07 June 2005

Wednesday March 9, 2005
Unequal learning in our education system

As the cliché goes, kids say the darndest things. My older one, who admittedly will soon not be a kid anymore, had a particularly insightful thought the other day. “You know, Mum,” she said. “If I had stayed at school at home (in Malaysia), I would never have read half of the books I’ve read today.”

To explain, my daughter is in school in another country. I sent her away because I had begun to worry about the type of education she was getting, and the type of socialisation she was exposed to. I felt that, mentally, she was not being stretched, and that her creative instincts were being stifled, and that with some of her friends, she was becoming yet another mall-rat. So I sent her abroad to a rugged boot camp for a year and then continued her schooling in boarding school.

The thing about her little insight was that she was not saying it to feel superior to anyone. She followed this statement with another that made my heart clutch. “I feel sad,” she said, “because my friends who didn’t come over with me didn’t have this opportunity.” In that moment, my daughter, who sometimes makes me bang my head in frustration for her silliness and sheer teenage irresponsibility, displayed an understanding of the inequalities of the world far more than I ever did at her age, when I didn’t have half her privileges.

She understood, first of all, that she is lucky to have had the opportunity to study in an environment far more open than she would have had at home. She also understood that privilege costs her parents money, and it is something to be always grateful for. But she also understood that it was unfair that her friends did not have the same opportunity for whatever reason, and because of that, they may be losing out on something, and that was sad. She wanted the friends she had grown up with to move along in the world at the same pace as her, but that was not to be. I asked her if she ever discussed the books she was reading (for pleasure and as school work) with her friends at home and she said wistfully that she didn’t even try because it was so different from what they were doing. She is currently reading Dante’s Inferno, which she thinks is “pretty cool”.
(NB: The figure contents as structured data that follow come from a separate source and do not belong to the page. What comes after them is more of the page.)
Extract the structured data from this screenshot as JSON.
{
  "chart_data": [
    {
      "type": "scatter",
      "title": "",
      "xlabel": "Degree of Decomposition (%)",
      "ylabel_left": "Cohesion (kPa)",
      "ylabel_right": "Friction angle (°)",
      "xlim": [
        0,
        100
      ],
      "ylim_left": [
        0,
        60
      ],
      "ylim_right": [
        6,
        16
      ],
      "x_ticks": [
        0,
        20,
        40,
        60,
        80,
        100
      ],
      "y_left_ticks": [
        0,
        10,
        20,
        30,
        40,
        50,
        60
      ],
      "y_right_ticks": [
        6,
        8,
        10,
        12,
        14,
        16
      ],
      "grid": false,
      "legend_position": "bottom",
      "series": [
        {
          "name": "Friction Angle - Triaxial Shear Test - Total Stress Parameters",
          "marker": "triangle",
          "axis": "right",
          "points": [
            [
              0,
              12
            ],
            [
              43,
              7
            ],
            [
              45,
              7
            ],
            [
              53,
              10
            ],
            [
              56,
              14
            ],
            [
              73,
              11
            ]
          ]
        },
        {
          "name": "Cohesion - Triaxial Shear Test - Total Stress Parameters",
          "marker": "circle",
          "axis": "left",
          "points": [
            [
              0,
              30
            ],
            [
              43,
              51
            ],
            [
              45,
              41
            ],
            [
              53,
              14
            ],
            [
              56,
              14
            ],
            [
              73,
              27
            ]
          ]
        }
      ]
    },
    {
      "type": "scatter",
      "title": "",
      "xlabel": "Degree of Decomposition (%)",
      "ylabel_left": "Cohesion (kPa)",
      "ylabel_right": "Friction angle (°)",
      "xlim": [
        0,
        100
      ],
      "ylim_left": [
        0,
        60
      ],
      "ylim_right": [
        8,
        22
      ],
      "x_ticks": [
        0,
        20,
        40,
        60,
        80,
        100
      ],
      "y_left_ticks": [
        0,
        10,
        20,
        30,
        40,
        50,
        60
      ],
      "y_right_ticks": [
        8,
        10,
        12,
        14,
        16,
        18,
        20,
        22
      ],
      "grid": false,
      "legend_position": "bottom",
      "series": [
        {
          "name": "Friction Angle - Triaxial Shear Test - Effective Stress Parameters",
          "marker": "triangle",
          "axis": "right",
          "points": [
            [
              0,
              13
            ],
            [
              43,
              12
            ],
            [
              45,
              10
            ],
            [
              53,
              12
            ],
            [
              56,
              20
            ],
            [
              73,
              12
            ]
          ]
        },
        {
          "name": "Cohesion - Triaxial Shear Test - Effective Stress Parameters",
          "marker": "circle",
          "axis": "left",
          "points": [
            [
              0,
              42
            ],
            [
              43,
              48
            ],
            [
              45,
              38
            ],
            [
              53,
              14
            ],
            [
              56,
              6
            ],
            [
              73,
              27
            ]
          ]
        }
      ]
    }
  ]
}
When we think that education is the key to our children’s future, it seems unfair that not all children get a fair deal with it. It is one thing to give our kids the basics, it is another thing to try and unearth from them their true potential as thinking, living, breathing and creative human beings. And to do this, we have to expose them to as much of the world as possible, to allow them to assess, evaluate and judge for themselves.

But if our education system does nothing more than force-feed them what we think is right for them and leave them no room to explore ideas on their own, then all we are doing is creating a whole bunch of automatons who are not going to know how to live in this changeable globalised world. We will have people who are afraid of others, of taking risks, of things or people that are different from what they are used to. Without these types of challenges, our kids’ minds and indeed souls do not hone into the resilient mature characters we want them to be.

It is a system that only breeds inequality. If our education system leaves no room to think, and only one type of thinking is allowed, then discrimination against anything different will naturally set in. That’s the first type of inequality. Then the parents who don’t like this type of education will look for ways out of it, by firstly going to private schools within the country. This then creates another sort of separation and inequality, where our kids will then only mix with certain types of kids, and grow to believe that that’s all there is in the world.

Then the next step is for parents who can afford it (and more and more seem to be able to) to send kids abroad at earlier and earlier ages. This then creates even more separation and inequality with kids who have to remain at home, as my own daughter had pointed out. Instinctively, she had recognised that, despite the many years of friendship, soon the way she was being educated would start putting a wedge of difference with her old friends, and it would take enormous maturity and effort to not let those friendships fade. Ironically, in many ways, her current educational environment, albeit elite, stresses community service, and allows her to mix with a greater diversity of kids, and in this way does more to promote equality than her public education back home.

It’s an age-old subject, our education system. While the current discussion about too much homework is good, it still doesn’t do anything about our concept of education itself, especially that exams are still the mainstay of our system. We’ve only got one chance to get it right with our kids; how much longer are we going to blow it?